When Richard is recruited by Franklin Storm (Reg E Cathey) and his adoptive daughter Sue (Kate Mara) to join a group of scientists in creating a machine capable of transporting human life to another dimension, we are gradually given details about the rest of the group – Sue’s controlled, guarded nature is revealed through her initial reluctance to engage Richard in a decent conversation, whereas her brother, Johnny Storm (Michael B Jordan) is introduced in a high speed street race (his car exhaust literally sparks at one point – just to make sure you get that he’s a “hot-head”).
Along with this, Fantastic Four creates its own villain, like its predecessors, but he is only brought into the plot as a villain in the final stages of the film – Victor Von Doom (Toby Kebbell) is introduced swiftly, with discussion of his dismissal from the Baxter Foundation and how he set fire to property before leaving – in other words, it’s made clear that he’s the “bad boy” of the operation, in case the name “Von Doom” didn’t hit it home enough for the audience – and for the majority of the film his character is little more than another moody teenager working on the transporter with the rest of the group.
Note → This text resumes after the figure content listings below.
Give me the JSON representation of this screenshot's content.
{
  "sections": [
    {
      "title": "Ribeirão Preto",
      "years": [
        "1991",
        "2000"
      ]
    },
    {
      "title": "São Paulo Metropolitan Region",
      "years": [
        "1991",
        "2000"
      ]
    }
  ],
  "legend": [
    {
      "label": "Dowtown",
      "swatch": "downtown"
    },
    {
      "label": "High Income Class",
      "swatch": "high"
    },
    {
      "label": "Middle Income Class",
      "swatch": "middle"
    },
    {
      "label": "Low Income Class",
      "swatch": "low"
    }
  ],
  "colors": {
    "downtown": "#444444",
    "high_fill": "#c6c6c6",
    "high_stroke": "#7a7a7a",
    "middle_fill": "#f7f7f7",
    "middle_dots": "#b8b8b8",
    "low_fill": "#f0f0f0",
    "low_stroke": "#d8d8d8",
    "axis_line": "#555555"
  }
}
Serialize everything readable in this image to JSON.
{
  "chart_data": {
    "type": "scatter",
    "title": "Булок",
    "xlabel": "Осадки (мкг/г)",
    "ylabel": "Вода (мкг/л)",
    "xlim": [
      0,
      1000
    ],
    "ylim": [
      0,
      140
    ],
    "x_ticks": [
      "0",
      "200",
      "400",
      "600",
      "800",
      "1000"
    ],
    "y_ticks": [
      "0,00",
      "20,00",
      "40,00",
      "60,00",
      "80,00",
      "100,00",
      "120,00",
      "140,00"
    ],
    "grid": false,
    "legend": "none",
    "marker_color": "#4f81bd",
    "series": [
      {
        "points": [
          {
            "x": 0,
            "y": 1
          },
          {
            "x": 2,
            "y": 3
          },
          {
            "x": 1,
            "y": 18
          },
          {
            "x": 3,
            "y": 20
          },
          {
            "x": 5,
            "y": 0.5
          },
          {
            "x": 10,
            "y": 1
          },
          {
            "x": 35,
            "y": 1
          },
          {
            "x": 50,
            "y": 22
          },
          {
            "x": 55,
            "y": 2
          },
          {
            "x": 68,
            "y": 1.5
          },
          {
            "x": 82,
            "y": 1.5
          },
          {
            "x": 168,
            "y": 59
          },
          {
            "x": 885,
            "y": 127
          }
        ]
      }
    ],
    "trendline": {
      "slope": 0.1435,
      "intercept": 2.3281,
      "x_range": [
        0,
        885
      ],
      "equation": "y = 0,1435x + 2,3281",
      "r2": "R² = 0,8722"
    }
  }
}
Until, that is, the boys decide to try out the machine, with Richard recruiting Ben to join them; with Doom ending up left behind in another dimension, Ben’s compartment being filled with rocks, Johnny’s with flame, and Sue being hit with a force-field of energy upon their return home.
There are yet more jumps in time after this – with Richard being the only member of the gang who isn’t being held under surveillance, unless you count Victor – inter-cut with footage of Ben/The Thing fighting against military enemies, Sue learning to make force-fields, and Johnny flying through the sky as The Human Torch; which is all very good, but it just all seems so rushed. The gang gets Richard back, they rebuild the transporter, Doom gets brought back, and they defeat him in what feels like a half an hour – compared to how drawn out the first two thirds of the film feel, the action seems to be over before its even begun.
All in all the film wasn’t bad – it was an obvious comment on the power held by millennials (the young scientists-come-superheroes) and the resultant attempts to co-opt and control that power made by older generations (the government), and it was successful in achieving that. However, the film just didn’t flow well for me, the beginning showed promise regardless of its slow pacing, but towards the finale I felt as if the film itself were shouting “oh crap, we’re running out of screen time – let’s wrap this up guys.” In saying that, it was enjoyable in parts, the casting was great, and the use of CGI wasn’t overbearing. Other than that, it wasn’t particularly remarkable, and I’m still sitting here wondering if we really needed another remake.